Lettres non-écrites, de David Geselson, Théâtre des Bouffes du Nord

Lettres non-écrites : quand on n’a pas les mots, juste le cœur

Théâtre et parole : histoire d’amour et puissance douce

Sur la scène, une table, un ordinateur, une imprimante. Dans le décor, un grand mur de feuilles de papier tapuscrites, scotchées les unes aux autres, occupe tout le fond de scène, il y a des lanternes blanches au sol. Trois acteur·ices. Deux violoncellistes. De la simplicité, de la netteté, de la place laissée à la parole, une parole qui n’a jamais été écrite mais qui sera, ce soir, dite, semble-t-il, pour la première fois. Et la première fois que j’entends parler du projet Lettres non-écrites de la Compagnie Lieux-Dits c’est dans le podcast Fracas de Charlotte Pudlowski, consacré, justement, à la parole. David Geselson, le metteur en scène de cette pièce hybride, s’y exprime avec beaucoup de douceur et de tendresse à propos de ce spectacle fait de mots, de musique et de silences.

C’est en 2016 que tout commence : le dramaturge propose aux spectateur·ices venu·es assister à un atelier qu’il anime au sein du Théâtre de la Bastille à Paris de lui raconter des lettres qu’iels auraient voulu écrire. À partir de cette parole confiée, David Geselson met en mots, écrit, imprime, lit et remet la lettre à la personne venue le voir. Si cette dernière accepte, et une fois le texte rendu anonyme, le dramaturge fera peut-être de cette lettre « quelque chose au théâtre ». Ce protocole de création est répété depuis presque 10 ans maintenant, partout en France et dans le monde.
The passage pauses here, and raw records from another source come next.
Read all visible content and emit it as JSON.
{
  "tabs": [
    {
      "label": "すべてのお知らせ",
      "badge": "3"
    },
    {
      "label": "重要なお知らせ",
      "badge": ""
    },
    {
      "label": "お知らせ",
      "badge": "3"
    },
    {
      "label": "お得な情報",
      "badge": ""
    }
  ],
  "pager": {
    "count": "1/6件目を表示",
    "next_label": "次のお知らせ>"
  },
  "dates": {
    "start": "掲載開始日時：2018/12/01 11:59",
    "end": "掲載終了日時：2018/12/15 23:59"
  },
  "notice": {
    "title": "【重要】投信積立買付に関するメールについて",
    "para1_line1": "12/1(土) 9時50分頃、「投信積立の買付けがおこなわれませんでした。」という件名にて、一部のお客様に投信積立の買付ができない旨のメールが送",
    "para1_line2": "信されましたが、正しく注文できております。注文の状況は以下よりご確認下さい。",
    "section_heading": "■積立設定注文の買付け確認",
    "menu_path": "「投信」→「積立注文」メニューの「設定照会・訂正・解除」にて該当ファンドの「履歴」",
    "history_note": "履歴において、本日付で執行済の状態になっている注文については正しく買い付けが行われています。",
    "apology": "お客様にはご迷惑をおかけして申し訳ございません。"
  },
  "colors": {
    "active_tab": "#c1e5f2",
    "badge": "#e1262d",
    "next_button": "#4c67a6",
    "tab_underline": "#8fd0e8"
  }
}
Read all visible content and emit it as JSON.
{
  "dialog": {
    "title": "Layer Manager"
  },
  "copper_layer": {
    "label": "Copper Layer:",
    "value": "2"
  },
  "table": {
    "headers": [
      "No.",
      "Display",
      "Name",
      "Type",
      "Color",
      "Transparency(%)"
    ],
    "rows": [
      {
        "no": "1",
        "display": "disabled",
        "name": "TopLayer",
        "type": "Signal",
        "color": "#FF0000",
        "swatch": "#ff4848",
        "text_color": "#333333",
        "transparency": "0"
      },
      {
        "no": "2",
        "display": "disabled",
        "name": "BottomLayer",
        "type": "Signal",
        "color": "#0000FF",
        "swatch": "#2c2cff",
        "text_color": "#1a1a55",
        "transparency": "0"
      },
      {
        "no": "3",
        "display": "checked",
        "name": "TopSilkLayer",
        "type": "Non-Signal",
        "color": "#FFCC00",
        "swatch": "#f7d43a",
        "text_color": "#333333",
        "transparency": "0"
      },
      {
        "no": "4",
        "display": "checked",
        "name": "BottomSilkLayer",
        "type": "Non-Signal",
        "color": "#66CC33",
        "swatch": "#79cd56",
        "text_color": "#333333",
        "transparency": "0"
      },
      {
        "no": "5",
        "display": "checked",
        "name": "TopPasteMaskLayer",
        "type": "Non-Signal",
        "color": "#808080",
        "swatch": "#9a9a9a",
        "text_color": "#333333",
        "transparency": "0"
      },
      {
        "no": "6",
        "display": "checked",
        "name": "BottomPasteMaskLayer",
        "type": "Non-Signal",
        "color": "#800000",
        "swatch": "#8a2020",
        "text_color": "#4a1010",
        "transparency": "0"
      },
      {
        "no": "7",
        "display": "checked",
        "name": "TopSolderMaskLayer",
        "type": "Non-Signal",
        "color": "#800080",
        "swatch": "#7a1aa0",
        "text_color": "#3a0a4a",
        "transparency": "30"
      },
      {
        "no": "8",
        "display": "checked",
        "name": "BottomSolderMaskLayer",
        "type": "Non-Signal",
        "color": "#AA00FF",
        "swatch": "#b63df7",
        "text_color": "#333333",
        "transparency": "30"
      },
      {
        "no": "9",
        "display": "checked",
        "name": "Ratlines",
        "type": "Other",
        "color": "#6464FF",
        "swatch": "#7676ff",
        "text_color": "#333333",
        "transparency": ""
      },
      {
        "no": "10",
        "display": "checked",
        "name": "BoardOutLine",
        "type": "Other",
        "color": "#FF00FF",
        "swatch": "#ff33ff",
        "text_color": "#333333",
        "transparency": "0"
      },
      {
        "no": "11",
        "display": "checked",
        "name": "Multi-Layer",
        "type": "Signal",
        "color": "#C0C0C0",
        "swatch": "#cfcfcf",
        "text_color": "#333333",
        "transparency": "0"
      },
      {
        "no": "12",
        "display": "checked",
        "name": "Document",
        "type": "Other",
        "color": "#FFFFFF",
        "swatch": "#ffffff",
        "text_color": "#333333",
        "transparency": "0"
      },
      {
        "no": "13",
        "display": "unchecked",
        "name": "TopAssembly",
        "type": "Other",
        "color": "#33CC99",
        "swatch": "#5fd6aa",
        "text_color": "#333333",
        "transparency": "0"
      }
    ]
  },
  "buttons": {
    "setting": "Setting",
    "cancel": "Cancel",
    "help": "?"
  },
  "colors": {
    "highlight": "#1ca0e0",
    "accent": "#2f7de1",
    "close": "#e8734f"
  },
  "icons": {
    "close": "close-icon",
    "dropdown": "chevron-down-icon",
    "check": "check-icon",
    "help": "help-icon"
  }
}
David Geselson a été le confident d’hommes et de femmes anonymes, venu·es déposer dans l’espace privé de la loge dans laquelle il les reçoit, leurs mots tus, leurs doutes, leurs amours, leurs rages, leurs incompréhensions, leurs infinies tristesses. Et ce, de Paris à Toulouse, en passant par Lorient, New-York et bientôt Taïwan.

© Filipe Ferreira

Ce « quelque chose au théâtre » prend la forme d’une petite réunion, ambiance veillée au coin du feu. David Geselson nous présente ses acolytes du soir, les acteur·ices Elios Noël et Alma Palacios, et les violoncellistes Jérémie Arcache et Myrtille Hetzel. Le metteur en scène nous explique ce qu’on va voir, comment le spectacle s’est construit, ce qui s’y joue. Il est tout sourire, nous raconte que le spectacle est toujours un peu en création, que les lettres sont écrites jusque très peu de temps avant le début du spectacle, qu’il y aura sûrement des problèmes. Il nous met à l’aise. On est un peu en famille. Et quand les trois interprètes donnent à entendre les lettres, c’est l’attention la plus totale : on reçoit de plein fouet toutes les émotions véhiculées, on rit très fort, on est sidéré·e, on retient sa respiration, on écoute. Parfois, même, la salle se regarde : en effet, ce soir, David Geselson lit une lettre d’un homme qui donne rendez-vous à une femme, aujourd’hui justement, il lui a réservé un fauteuil pour la représentation du jeudi 15 mai, pour lui dire tout ce qu’il n’a pas réussi à lui dire sur l’application de rencontre sur laquelle iels discutent. « Tu es là ? » Et nous tous·tes de scruter le public du théâtre pour voir cette femme, pour voir cet homme. Lettres non-écrites fait surgir le passé, fait entrevoir l’avenir et renforce le sentiment de l’immédiateté : ce spectacle nous rappelle que le théâtre est une forme du présent, au présent, qui se joue du temps, le déjoue, le réactualise et le rend nouveau tous les soirs.

L’envie d’avoir envie

La parole est nue, la parole est crue. Alors même qu’elle a pris des chemins de traverse pour s’exprimer, la parole est ici vérité. Alors même qu’elle peut être poétique (David Geselson a invité pour cette nouvelle exploitation du spectacle les auteur·ices Baptiste Amann, Julie Ménard, Samuel Gallet, Jérémie Scheidler et Alice Zeniter), alors même qu’elle s’entoure parfois de notes de cello, elle nous parvient directement et frontalement, dans toute sa violence, dans toute sa fièvre, mais aussi dans toute sa fragilité, et dans toute sa candeur. Quel meilleur lieu que le théâtre pour rendre la force magique de la parole ? Car, oui, Lettres non-écrites envoûte, charme, par ses interprètes, d’abord, qui prennent plaisir à dire les mots des autres, par sa forme, ensuite, qui nous fait nous rendre compte que le théâtre se trouve dans des interstices insoupçonnés. Mais, enfin, aussi et surtout, nous sommes bouleversé·es de nous sentir parfois si concerné·es par une lettre qu’on se demande si elle ne nous est pas adressée, de penser à nos proches alors même que ces lettres ne sont pas les nôtres.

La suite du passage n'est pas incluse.